Project description:Purpose:The aim of this study was to compare the effects of supervised combined physical training and unsupervised physician-prescribed regular exercise on the functional capacity and quality of life of heart failure patients. Methods:This is a longitudinal prospective study composed of 28 consecutive heart failure with reduced ejection fraction patients randomly divided into two age- and gender-matched groups: trained group (n?=?17) and nontrained group (n?=?11). All patients were submitted to clinical evaluation, transthoracic echocardiography, the Cooper walk test, and a Quality of Life questionnaire before and after a 12-week study protocol. Categorical variables were expressed as proportions and compared with the chi-square test.
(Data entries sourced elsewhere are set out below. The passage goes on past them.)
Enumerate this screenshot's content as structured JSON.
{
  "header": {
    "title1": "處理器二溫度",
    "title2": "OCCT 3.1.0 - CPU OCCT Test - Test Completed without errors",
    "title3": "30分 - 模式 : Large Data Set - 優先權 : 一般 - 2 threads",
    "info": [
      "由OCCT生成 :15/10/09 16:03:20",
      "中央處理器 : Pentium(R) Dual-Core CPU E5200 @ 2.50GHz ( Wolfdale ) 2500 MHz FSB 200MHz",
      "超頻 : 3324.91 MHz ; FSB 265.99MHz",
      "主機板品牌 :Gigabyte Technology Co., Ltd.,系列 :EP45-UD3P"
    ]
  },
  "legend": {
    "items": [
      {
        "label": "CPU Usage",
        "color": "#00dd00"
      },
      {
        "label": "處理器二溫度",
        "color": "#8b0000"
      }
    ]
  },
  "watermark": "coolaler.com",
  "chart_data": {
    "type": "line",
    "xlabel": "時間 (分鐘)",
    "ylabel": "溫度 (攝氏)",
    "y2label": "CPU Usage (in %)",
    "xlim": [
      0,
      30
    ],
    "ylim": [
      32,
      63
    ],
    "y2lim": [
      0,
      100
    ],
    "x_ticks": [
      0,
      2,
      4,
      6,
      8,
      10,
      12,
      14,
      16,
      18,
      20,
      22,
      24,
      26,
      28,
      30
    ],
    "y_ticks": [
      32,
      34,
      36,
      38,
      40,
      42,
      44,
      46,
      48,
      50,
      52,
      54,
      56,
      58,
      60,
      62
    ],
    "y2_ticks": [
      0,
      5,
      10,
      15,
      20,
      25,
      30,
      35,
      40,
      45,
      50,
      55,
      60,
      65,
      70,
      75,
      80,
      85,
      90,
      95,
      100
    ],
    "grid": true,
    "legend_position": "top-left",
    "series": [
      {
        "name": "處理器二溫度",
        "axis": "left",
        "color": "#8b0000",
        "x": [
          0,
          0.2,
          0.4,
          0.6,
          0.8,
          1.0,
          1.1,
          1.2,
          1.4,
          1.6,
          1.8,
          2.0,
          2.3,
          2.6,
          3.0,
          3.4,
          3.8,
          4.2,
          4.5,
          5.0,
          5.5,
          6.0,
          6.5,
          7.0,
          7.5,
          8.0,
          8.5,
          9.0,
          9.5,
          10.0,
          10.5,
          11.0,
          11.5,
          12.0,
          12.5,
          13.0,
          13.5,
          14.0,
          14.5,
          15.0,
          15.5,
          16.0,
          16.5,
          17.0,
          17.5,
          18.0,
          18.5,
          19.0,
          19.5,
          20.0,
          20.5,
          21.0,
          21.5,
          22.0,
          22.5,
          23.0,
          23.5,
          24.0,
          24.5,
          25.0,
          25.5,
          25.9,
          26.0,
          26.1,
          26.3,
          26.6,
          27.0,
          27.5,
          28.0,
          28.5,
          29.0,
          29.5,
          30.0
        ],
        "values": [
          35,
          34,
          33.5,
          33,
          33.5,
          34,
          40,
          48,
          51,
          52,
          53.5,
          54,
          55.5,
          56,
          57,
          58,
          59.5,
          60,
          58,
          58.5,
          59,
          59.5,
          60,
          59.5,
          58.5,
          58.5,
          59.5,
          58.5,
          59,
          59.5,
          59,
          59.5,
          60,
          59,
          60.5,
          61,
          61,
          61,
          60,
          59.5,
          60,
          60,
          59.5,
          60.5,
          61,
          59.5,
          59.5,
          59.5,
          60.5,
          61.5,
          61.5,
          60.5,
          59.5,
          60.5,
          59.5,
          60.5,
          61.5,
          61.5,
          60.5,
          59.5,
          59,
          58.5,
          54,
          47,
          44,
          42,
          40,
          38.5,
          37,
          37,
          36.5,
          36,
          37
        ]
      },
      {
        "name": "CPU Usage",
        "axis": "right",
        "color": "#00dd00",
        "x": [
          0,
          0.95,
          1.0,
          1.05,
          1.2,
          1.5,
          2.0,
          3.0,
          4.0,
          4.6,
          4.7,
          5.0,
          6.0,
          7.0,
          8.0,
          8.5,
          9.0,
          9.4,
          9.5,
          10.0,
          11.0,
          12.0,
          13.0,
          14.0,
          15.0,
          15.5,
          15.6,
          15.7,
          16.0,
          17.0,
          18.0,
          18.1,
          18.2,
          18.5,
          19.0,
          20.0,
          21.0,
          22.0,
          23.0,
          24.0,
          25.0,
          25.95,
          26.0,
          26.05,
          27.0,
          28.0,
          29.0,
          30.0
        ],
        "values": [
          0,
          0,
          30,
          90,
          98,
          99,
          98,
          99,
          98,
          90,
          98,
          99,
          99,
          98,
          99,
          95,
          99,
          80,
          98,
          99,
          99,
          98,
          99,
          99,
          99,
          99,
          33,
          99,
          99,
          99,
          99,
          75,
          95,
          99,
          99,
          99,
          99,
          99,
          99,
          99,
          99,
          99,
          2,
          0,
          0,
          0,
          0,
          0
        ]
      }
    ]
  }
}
Two-way ANOVA was performed to compare the continuous variables considering the cofactor groups and time of intervention, and Pearson correlation tests were conducted for the associations in the same group. Results:No significant differences between groups were found at baseline. At the end of the protocol, there were improvements in the functional capacity and ejection fraction of the trained group in relation to the nontrained group (p < 0.05). There was time and group interaction for improvement in the quality of life in the trained group. Conclusions:In patients with heart failure with reduced ejection fraction, supervised combined physical training improved exercise tolerance and quality of life compared with the unsupervised regular exercise prescribed in routine medical consultations. Left ventricular systolic function was improved with supervised physical training.